Call Down the Hawk (Dreamer, #1)(43)



Ronan wasn’t one hundred percent sure what kind of recital it was, but he was one hundred percent sure he’d rather be chasing rabbits toward Bryde and Boudicca. He was also fairly sure from Declan’s expression that Declan knew this.

“You should totally come,” Matthew said, bounding over. “I’m awful, it’s great. There’s this one organ solo that’s so bad you’ll pee yourself laughing. There’s … oh. Ronan?”

He broke off and made a little gesture under his own nose, the sort you do when you mean to be a benevolent mirror for someone else.

Ronan mirrored Matthew’s gesture, dabbing his knuckle against his nostril. Looked at it. A smear of black, dark as ink, covered his skin.

Nightwash.

He hadn’t even felt it coming. He always thought he should be able to feel it coming.

Declan’s eyes tightened, as if he were disappointed in Ronan. Like it was his fault.

“Guess you’re not coming with us,” Matthew said.





25

Parsifal?” Farooq-Lane said. “I need to get in there eventually.”

She’d been waiting for her turn in the bathroom for ages. He’d already been in there when her alarm woke her, having silently made it through her room and into the bathroom at some point in the night. She didn’t want to know what was taking him so long. Nathan had been clean and secretive as a teenager, but the cultural idea of teen boys being disgusting had nevertheless fully invaded her subconscious. She didn’t ask questions.

She made herself a cup of bad instant coffee, ate an apple, and then, when he still didn’t emerge, prepared an egg-white omelet. She curled over her laptop and scoured forums for clues about Bryde. It was the only thing she had to go on—the only other thing she’d gotten from the Fairy Market was a workout. What she needed was more visions to work with. She’d never appreciated how difficult this side of the job was. Before, when she was traveling places with the Moderators, someone else had already interpreted the Visionary’s information into drawings, locations, or times. Often it was incredibly detailed—they’d basically gotten written instructions for where to find Nathan in Ireland. She hadn’t thought about what it had actually been like to get that information: that somewhere a Moderator had to sit in a hotel room with a Visionary who may or may not have been impossible to live with, waiting for visions to appear.

She didn’t know if the failing was her or Parsifal.

After a space of time, Farooq-Lane made a second cup of bad coffee and brought it to the bathroom door as a resentful offering, full of badwill. She knocked. “Parsifal.”

The only answer was a vague sound from inside, something moving against tile, possibly. She put the mug on the ground.

The phone rang. It was Lock.

“It’s okay,” he said. “We understand. It happens to all of us. You were on enemy territory. You had no reinforcements. We don’t blame you. At least you got a name.”

She sighed. “Should I be doing something to make Parsifal have a vision?”

“Nothing you can do,” Lock said. “We know he’s fragmented. We’re searching for another Visionary on our end, so we won’t be without when he’s finished. But Bauer is still the most likely to find another. Tell him to focus. Get him whatever he needs. Use that budget we sent you. Keep him happy. Keep him productive.”

Farooq-Lane wasn’t remotely sure that happy was a word she’d ever use to describe Parsifal, but she promised to try her best. Hanging up, she returned to the door. “Parsifal?”

No answer. She felt an uncertain pang. She tried the doorknob. Unlocked.

“I’m coming in,” she said, and pushed it open.

A reek rolled out.

Inside the bathroom, she found Parsifal lying in the empty bathtub with all his clothing on. He was also wearing her oversized sunglasses (his little round glasses looked sad and vulnerable folded on the edge of the sink). There was vomit down the outside of the tub and all over the floor; it was like he’d climbed inside the tub as a boat against a vomit ocean. His legs were buckled up to fit into the tub, and his face was colorless.

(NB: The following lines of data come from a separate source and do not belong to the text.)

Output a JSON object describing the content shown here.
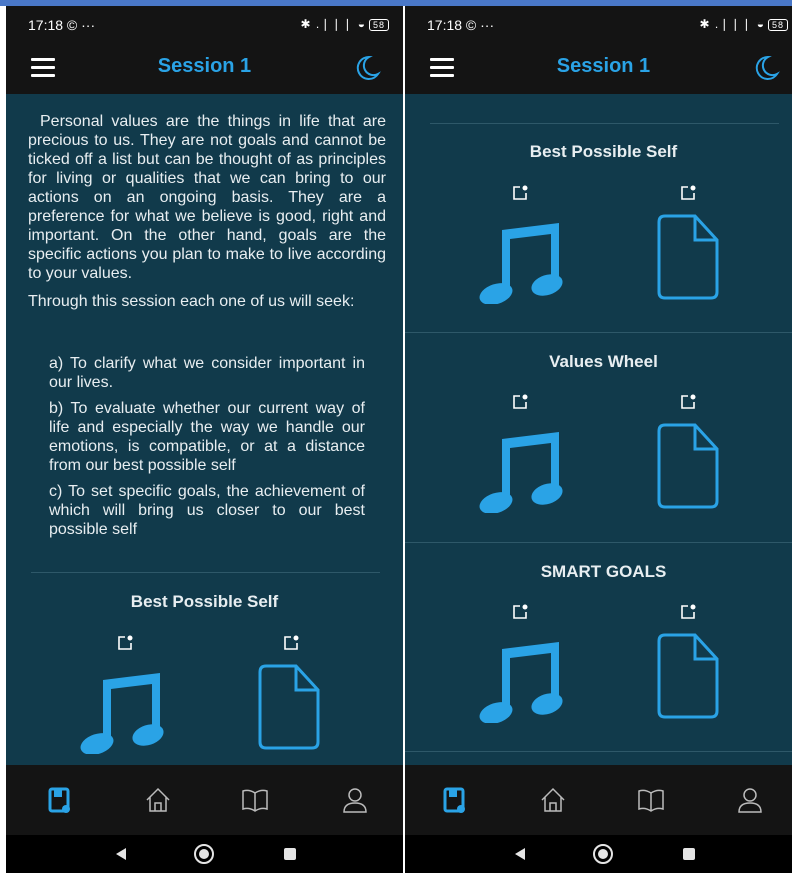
{
  "status": {
    "time": "17:18 © ···",
    "signal": "✱ .❘❘❘ ◒",
    "battery": "58"
  },
  "app": {
    "title": "Session 1"
  },
  "intro_text": "Personal values are the things in life that are precious to us. They are not goals and cannot be ticked off a list but can be thought of as principles for living or qualities that we can bring to our actions on an ongoing basis. They are a preference for what we believe is good, right and important. On the other hand, goals are the specific actions you plan to make to live according to your values.",
  "seek_text": "Through this session each one of us will seek:",
  "objectives": [
    "a) To clarify what we consider important in our lives.",
    "b) To evaluate whether our current way of life and especially the way we handle our emotions, is compatible, or at a distance from our best possible self",
    "c) To set specific goals, the achievement of which will bring us closer to our best possible self"
  ],
  "sections": [
    {
      "title": "Best Possible Self"
    },
    {
      "title": "Values Wheel"
    },
    {
      "title": "SMART GOALS"
    }
  ],
  "nav": [
    "sessions-icon",
    "home-icon",
    "book-icon",
    "profile-icon"
  ],
  "colors": {
    "accent": "#2aa3e6",
    "background": "#113a4b",
    "bar": "#141414"
  }
}
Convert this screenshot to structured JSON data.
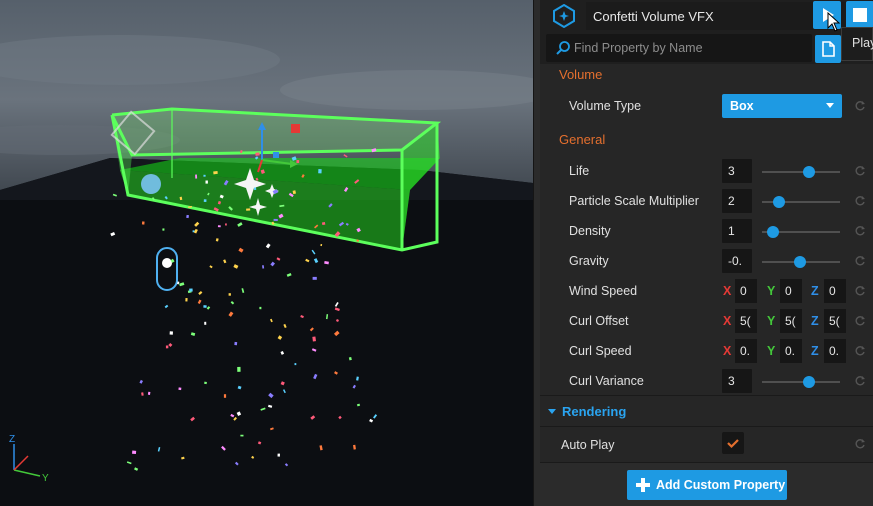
{
  "header": {
    "object_name": "Confetti Volume VFX",
    "search_placeholder": "Find Property by Name",
    "tooltip": "Play"
  },
  "sections": {
    "volume": "Volume",
    "general": "General",
    "rendering": "Rendering"
  },
  "volume": {
    "type_label": "Volume Type",
    "type_value": "Box"
  },
  "general": {
    "life": {
      "label": "Life",
      "value": "3",
      "slider": 0.6
    },
    "particle_scale": {
      "label": "Particle Scale Multiplier",
      "value": "2",
      "slider": 0.22
    },
    "density": {
      "label": "Density",
      "value": "1",
      "slider": 0.14
    },
    "gravity": {
      "label": "Gravity",
      "value": "-0.",
      "slider": 0.49
    },
    "wind_speed": {
      "label": "Wind Speed",
      "x": "0",
      "y": "0",
      "z": "0"
    },
    "curl_offset": {
      "label": "Curl Offset",
      "x": "5(",
      "y": "5(",
      "z": "5("
    },
    "curl_speed": {
      "label": "Curl Speed",
      "x": "0.",
      "y": "0.",
      "z": "0."
    },
    "curl_variance": {
      "label": "Curl Variance",
      "value": "3",
      "slider": 0.6
    }
  },
  "rendering": {
    "auto_play_label": "Auto Play",
    "auto_play_checked": true
  },
  "axis_labels": {
    "x": "X",
    "y": "Y",
    "z": "Z"
  },
  "footer": {
    "add_custom_property": "Add Custom Property"
  },
  "colors": {
    "accent": "#1e9ae3",
    "section": "#e46f2e",
    "axis_x": "#e53935",
    "axis_y": "#43c93a",
    "axis_z": "#2f8fe8",
    "volume_green": "#38ff38"
  },
  "icons": {
    "vfx": "vfx-hex-icon",
    "play": "play-icon",
    "stop": "stop-icon",
    "search": "search-icon",
    "doc": "document-icon",
    "reset": "reset-arrow-icon",
    "add": "plus-icon"
  }
}
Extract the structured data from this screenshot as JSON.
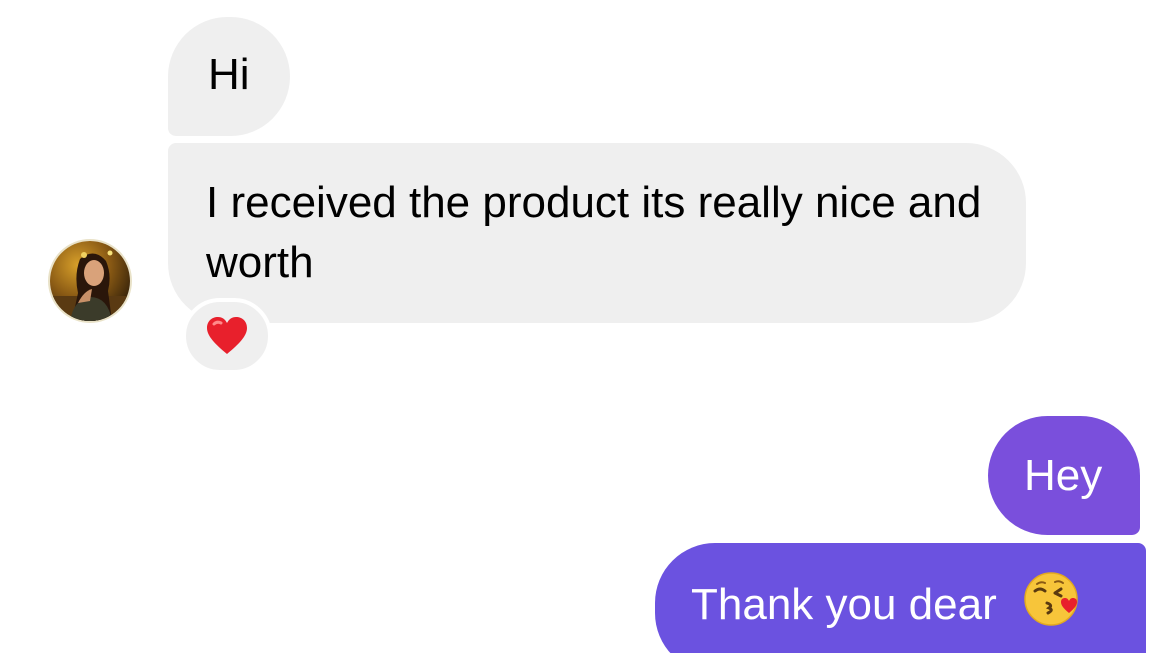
{
  "thread": {
    "messages": [
      {
        "sender": "them",
        "text": "Hi"
      },
      {
        "sender": "them",
        "text": "I received the product its really nice and worth",
        "reaction_icon": "red-heart-icon"
      },
      {
        "sender": "me",
        "text": "Hey"
      },
      {
        "sender": "me",
        "text": "Thank you dear",
        "trailing_icon": "face-blowing-kiss-icon"
      }
    ]
  },
  "colors": {
    "incoming_bubble": "#efefef",
    "outgoing_bubble_top": "#7a4fdc",
    "outgoing_bubble_bottom": "#6b52e0",
    "outgoing_text": "#ffffff",
    "incoming_text": "#000000"
  }
}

“Oh,” Farooq-Lane said, falling back.

He rolled his head toward her, and she thought he would say something, but he just blinked. For the first time she remembered how old he was. Not in an I can’t believe I have to live with a teen boy way but in a This is a person who will die before they hit twenty way.

It was one thing to hear Lock talking in his clinical way about how troubling it was to have to replace Visionaries after they burned out. It was another thing to be looking right at a burning-out Visionary.

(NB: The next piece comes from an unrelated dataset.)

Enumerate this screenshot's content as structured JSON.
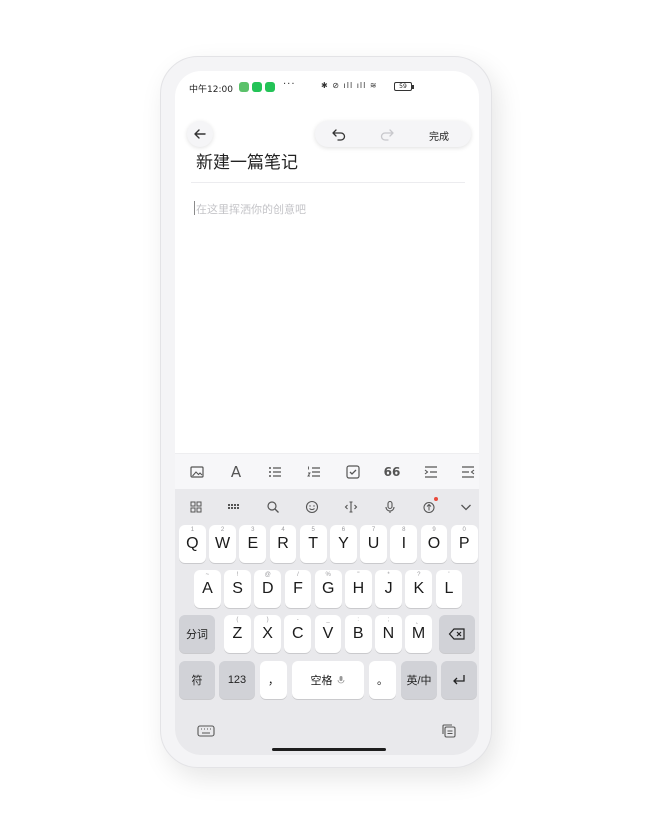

Farooq-Lane left the bathroom, put her coat on over her silk pajamas, took her keycard, and went out to the hall. A few doors down she found housekeeping and traded them a twenty-dollar bill from her Padma black market buyer fund for some extra towels and cleaning supplies.

Back in her room, she rolled up her pajama bottoms and sleeves and put on her boots before dropping a lemon in a glass of water and wading across the vomit to set it next to Parsifal’s limp hand. Then she put in her earbuds and turned on her music, and as hip-hop barked at her, she silently cleaned the floor and the outside of the tub. Once the bathroom was clean, she put Parsifal’s glasses within his reach, bundled up everything dirty, and took it outside to housekeeping again.